Все веси к северу от Сторожища обезлюдели. Селяне, прослышав про злых полуночников уходили в леса в глубь стороны и уж всяко за Сторожище. Оружные текли в город, все побитые рати стекались к княжому терему, город запасался всем, чем мог.
В Сторожище вошли остатки избитых млечских дружин, и весь княжий терем превратился в один большой военный лагерь. Но опричь всех, по прежнему один, ходил только Безрод. Вои из млечских дружин, все кто его знал, кого знал Ничей, полегли. Смерть выбирает лучших и уходят полегшие в небеса к Ратнику. Лучшему вождю и вои лучшие. Пока дружинные после забега и заплыва отсыпались, Безрод, забившись с чарой меда в угол на заднем дворе не хотелось ему видеть ни единой живой души - поминал павших. Кого-то он знал хорошо, кого-то знал просто по делам, кто-то хорошо знал его, но помочь они уже не могли. На их плечо, подставь его день тому не тот молодой парень еще не полный подлец, а они, Безрод с удовольствием оперся, и ох как вовремя пришлась бы помощь, да и слезу горькую держать не стал бы. Но не осталось никого, кто сказал бы: Да что вы все ополоумели! Я с этим воем вместе кровь лил, сколь раз спиной друг к другу стояли! Никого не осталось. Безрод пролил мед на землю. Будто кровь жертвенная наземь льется. Осень наступила. Грустно. Тоскливо. Запели обе. Осень и душа, затянули в один голос.
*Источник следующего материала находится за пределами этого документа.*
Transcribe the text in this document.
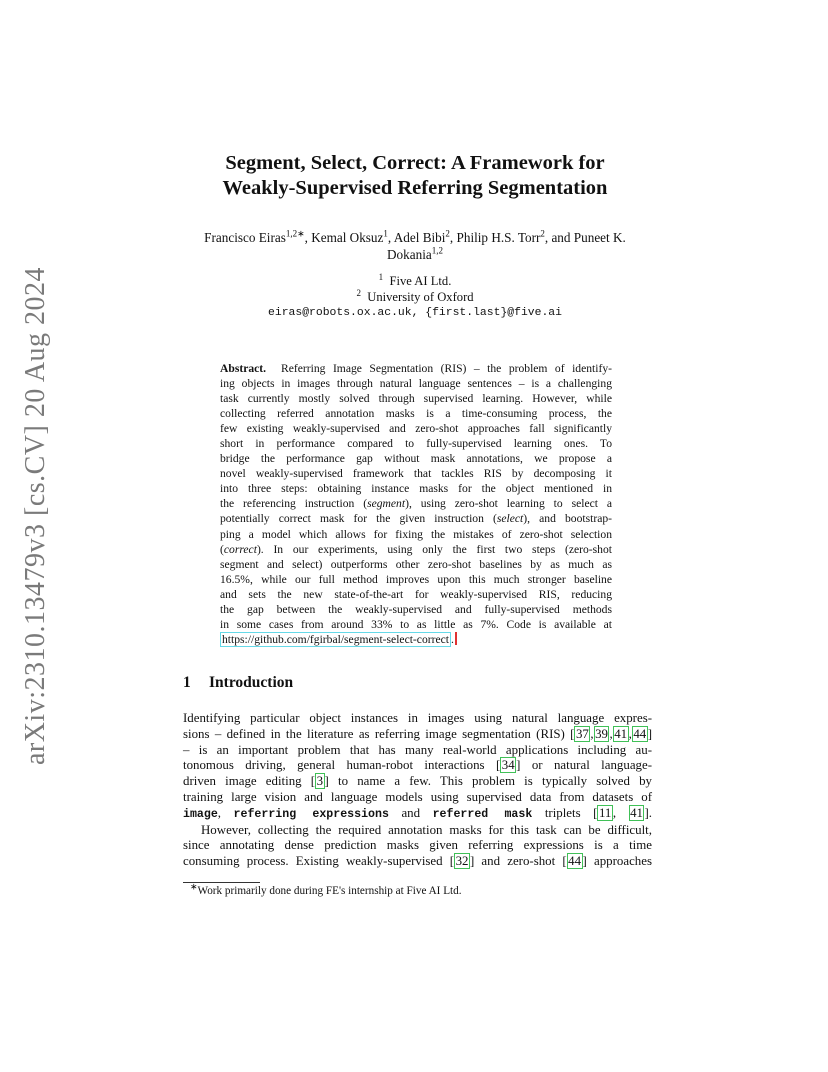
arXiv:2310.13479v3 [cs.CV] 20 Aug 2024
Segment, Select, Correct: A Framework for
Weakly-Supervised Referring Segmentation
Francisco Eiras$^{1,2∗}$, Kemal Oksuz$^1$, Adel Bibi$^2$, Philip H.S. Torr$^2$, and Puneet K.
Dokania$^{1,2}$
$^1$ Five AI Ltd.
$^2$ University of Oxford
eiras@robots.ox.ac.uk, {first.last}@five.ai
Abstract. Referring Image Segmentation (RIS) – the problem of identify-
ing objects in images through natural language sentences – is a challenging
task currently mostly solved through supervised learning. However, while
collecting referred annotation masks is a time-consuming process, the
few existing weakly-supervised and zero-shot approaches fall significantly
short in performance compared to fully-supervised learning ones. To
bridge the performance gap without mask annotations, we propose a
novel weakly-supervised framework that tackles RIS by decomposing it
into three steps: obtaining instance masks for the object mentioned in
the referencing instruction (segment), using zero-shot learning to select a
potentially correct mask for the given instruction (select), and bootstrap-
ping a model which allows for fixing the mistakes of zero-shot selection
(correct). In our experiments, using only the first two steps (zero-shot
segment and select) outperforms other zero-shot baselines by as much as
16.5%, while our full method improves upon this much stronger baseline
and sets the new state-of-the-art for weakly-supervised RIS, reducing
the gap between the weakly-supervised and fully-supervised methods
in some cases from around 33% to as little as 7%. Code is available at
https://github.com/fgirbal/segment-select-correct .
1 Introduction
Identifying particular object instances in images using natural language expres-
sions – defined in the literature as referring image segmentation (RIS) [ 37 , 39 , 41 , 44 ]
– is an important problem that has many real-world applications including au-
tonomous driving, general human-robot interactions [ 34 ] or natural language-
driven image editing [ 3 ] to name a few. This problem is typically solved by
training large vision and language models using supervised data from datasets of
image, referring expressions and referred mask triplets [ 11 , 41 ].
However, collecting the required annotation masks for this task can be difficult,
since annotating dense prediction masks given referring expressions is a time
consuming process. Existing weakly-supervised [ 32 ] and zero-shot [ 44 ] approaches
∗Work primarily done during FE's internship at Five AI Ltd.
Безрод перестал шататься. Пошел на поправку, занялись молоденькой кожицей раны, шаг окреп, щеки на лицо вернулись. Он прибегал и приплывал все так же последним, но уже не отставал на полдня, как ранее. И все гадал о своем смертном часе. Начал прозревать княжий замысел, и улыбка вернулась на мрачное лицо. Дни текли за днями.
Безрод сел под свой дуб на бранном поле. Пыхтели, бросали друг друга вои через спину, через шею, через бедро, охаживали друг друга боевыми рукавицами, и тяжелыми, вдвое тяжелее обычных, мечами. Тесновата стала поляна с приходом млечских дружин. Вновьприбывшим разъяснили, кто это неровно стриженный, седой, со страшными морщинами под дубом сидит, и млечские начали коситься с тем же презрением, что и боянские и соловейские. А нынче, видать, и вовсе не с той ноги Коряга встал, вой млечский, истинно бык, лопавшийся от избытка силы вширь. Боги, верное, всунули в оболоку всю могуту, сколь вместила, и ходил Коряга, неуклюжий от просившейся наружу силушки. Нагрел, видать, кто-то загривок Коряге, вот и налились кровью синие глаза. Будто бешеный пес, подскочил млеч к Безроду, никто и внимания не обратил, ну попинает безродину да и успокоится. Коряга одной рукой за ворот рубахи вздернул уснувшего Безрода с земли, выдернул из сна, и что было в нем дурной сил ударил в сердце. Дуб не пустил Безрода далеко, но гул, тот, что издало дерево, слышали все. Тяжелодышащий Моряй оставил своего поединщика и смотрел во все глаза, брови свел на переносице, и две вертикальные морщины прорезали лоб. На лице Безрода не шелохнулся и волосок в бровях, но в глазах разлилось столько боли, что лицо Безродово потемнело враз. Ничей обнял себя руками и сполз по стволу наземь.
- Скотина. - ревел Коряга на весь лес. -А придут полуночники, мне что, спиной к тебе встать? Да с ножом промеж лопаток наземь и осесть? Нет уж!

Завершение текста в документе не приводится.